Company expects US$300 million from pension fund reversion to help repay debt due within 12 months

Eastman Kodak says its planned termination of the Kodak Retirement Income Plan (KRIP) is not connected to its recent going concern disclosure, clarifying that the pension fund decision was announced nearly a year ago.
A spokesperson said to Benefits and Pensions Monitor that the sale of assets from the overfunded plan and its termination were intended to unlock value, reduce debt, and invest in the business, while ensuring all beneficiaries receive the full value of their pensions.
The spokesperson added that the company expects to draw about US$300m in cash from the KRIP reversion and settlement in December to help repay debt, though the process is not entirely within Kodak’s control and is therefore not deemed “probable” under US GAAP rules.
According to BNN Bloomberg, Kodak told regulators it does not have “committed financing or available liquidity” to cover roughly US$470m to US$500m in debt due within the next 12 months.
The company said these conditions “raise substantial doubt about the company’s ability to continue as a going concern.”
The spokesperson noted that this language is a required disclosure because of the debt maturity timeline and said Kodak is confident it can pay off a significant portion of its term loan before it comes due, and amend, extend, or refinance remaining obligations.
Chief Financial Officer David Bullwinkle told The Wall Street Journal that Kodak expects to know by Friday how it will meet obligations to all pension plan participants, with the reversion process anticipated to be completed by December.
He added that the company will continue to focus on its advanced chemicals and materials business while reducing costs and pursuing long-term growth.
As per USA Today, Kodak reported US$263m in consolidated revenues for the second quarter ending June 30, a US$4m decline from the same period last year, with gross profit down 12 percent year over year.
Cash and cash equivalents stood at US$155m, with US$70m held in the US, marking a nearly 23 percent decline since December.
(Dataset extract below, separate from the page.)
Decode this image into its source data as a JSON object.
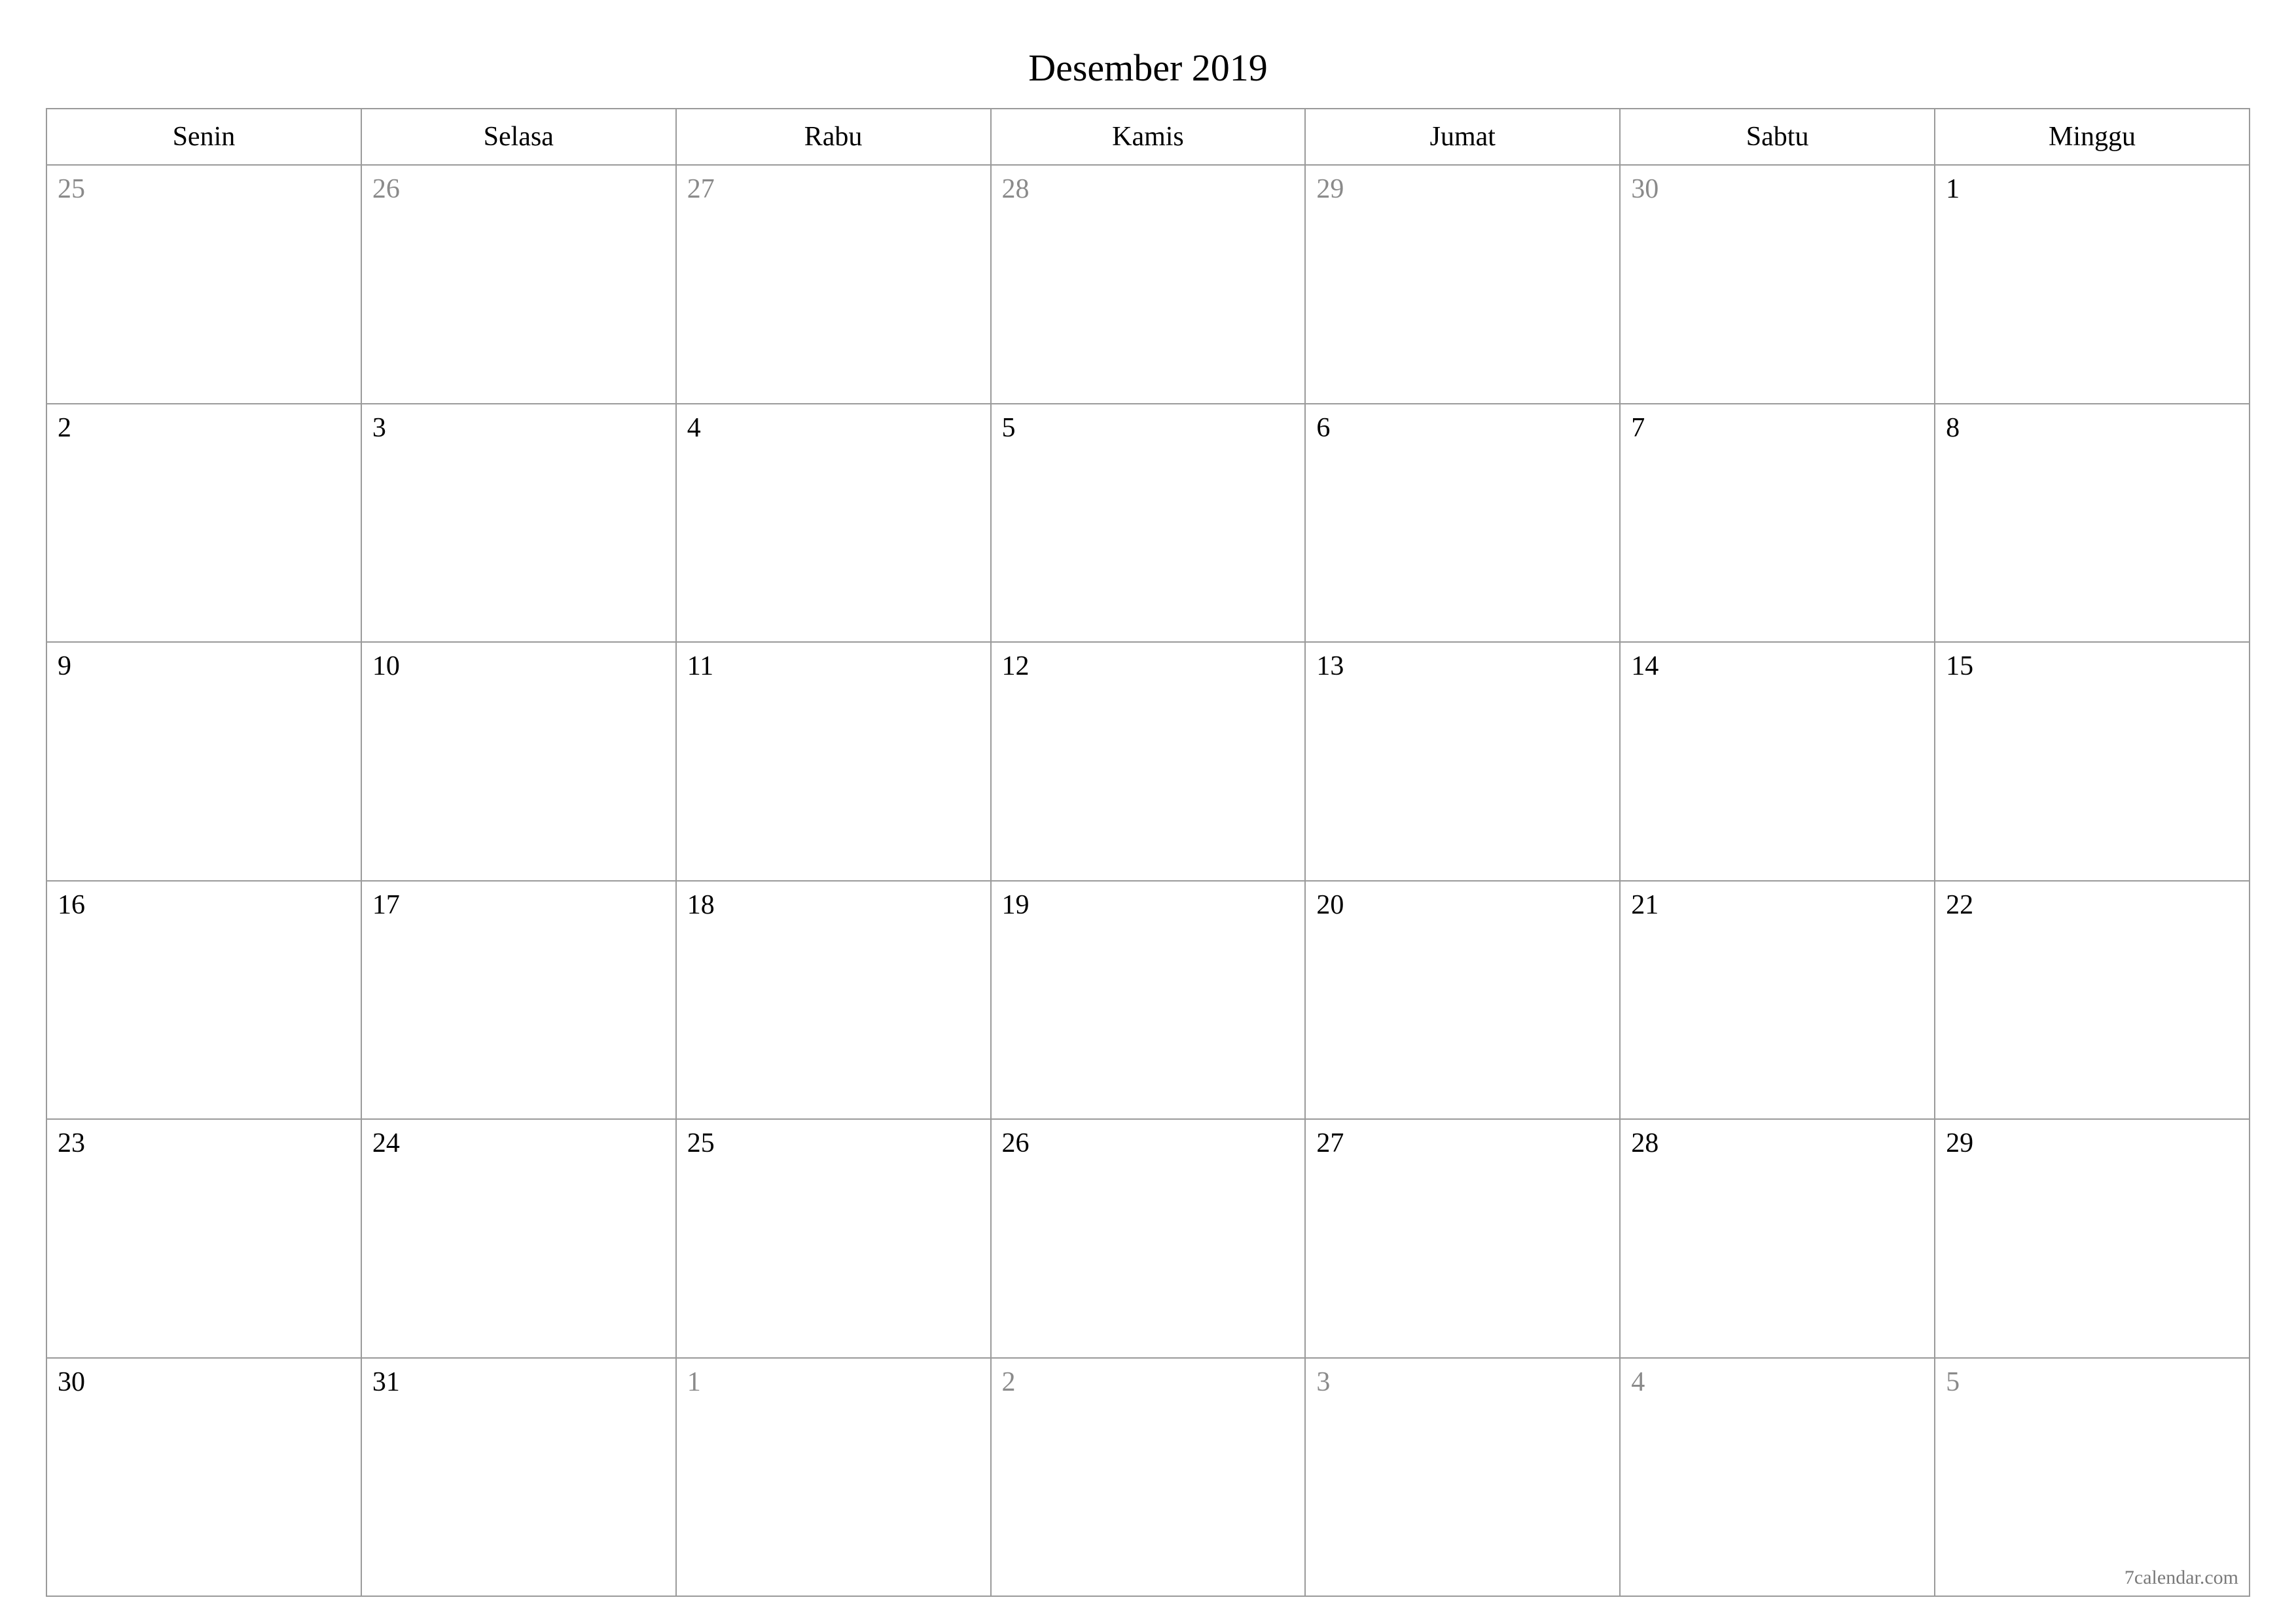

Shares dropped more than 25 percent in midday trading on August 12.
Kodak CEO Jim Continenza told CNN that tariffs have not had a “material impact” on operations because many products—such as printing plates, cameras, inks, film, and pharmaceutical ingredients—are domestically produced.
According to The Economist, Kodak at one time controlled 90 percent of the US film market and 85 percent of camera sales.
Its inability to capitalise on the rise of digital technology—despite introducing the first digital camera in 1975—led to a 2012 bankruptcy filing with US$6.75bn in debt.
After emerging from bankruptcy in 2013, Kodak focused on commercial and packaging printing before expanding into pharmaceutical manufacturing.
BNN Bloomberg reported that the company is nearing completion of a regulated pharmaceutical products plant, with production expected later this year.
It continues to manufacture films and chemicals for industries such as the movie sector while licensing its brand for consumer products.
This article now includes a statement from Kodak, clarifying that it detailed the planned pension plan transaction almost a year ago and that it is not a reaction to the going concern announcement.